The course is well structured but I still prefer that students new to this must read from other sources as well to completely understand the topics.

автор: David A

Jul 06, 2017

Good and easy introductory course. Finished it in about 3 hours total - don't expect this to be the pace for the rest of the specialization, though!

автор: Wissam A

Jan 04, 2017

Lots of information. I learned quite a lot. It was a nice and informative introduction to Data Science in all aspects technically and theoretically.

автор: Cesar M A T

Aug 02, 2020

This is a mere course on installing all the necessary tools and setting your environment, so the explanations are short lived and practice is null.

автор: Nicholas E B

Mar 06, 2019

Gives you the basics of how to use R and it's different file sharing platforms, is very useful when completing a project with various contributors

автор: Graham W

Feb 17, 2016

Good overview, I appreciated that the course gets you set up and makes you prove it. More command line and RStudio simple exercises would be nice.

автор: PATNAYAKUNI P

Jul 07, 2020

coursers are well explained.some of the topics are not explained .i request you to provide links to study the topics which are briefly explained.

автор: Emilie B

Nov 15, 2016

I've just started this course, that's why my rating is 4/5. But I'm very satisfied with the video lecture, and I find it very interesting so far.

автор: Melinda M

Jan 24, 2016

Useful couple of modules for helping you get set up with R and Git/GitHub. Really doesn't require a full month to do.

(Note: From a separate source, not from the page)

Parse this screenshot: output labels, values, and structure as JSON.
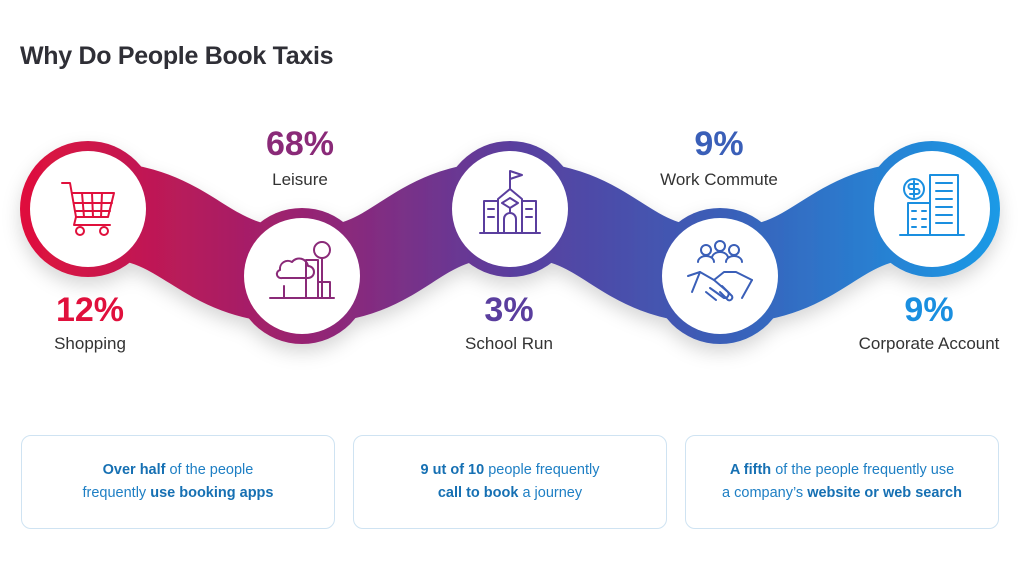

The quizzes were pointless.

автор: Anand R

Mar 04, 2020

It was helpful for the beginners who is willing to learn data science and gained a knowledge about Github and other aspects. Thanks for Coursera

автор: Adam G

Jan 05, 2018

Good course that clearly explains basic R & data science concepts. Workload was very light - didn't get to practice or learn as much as I hoped.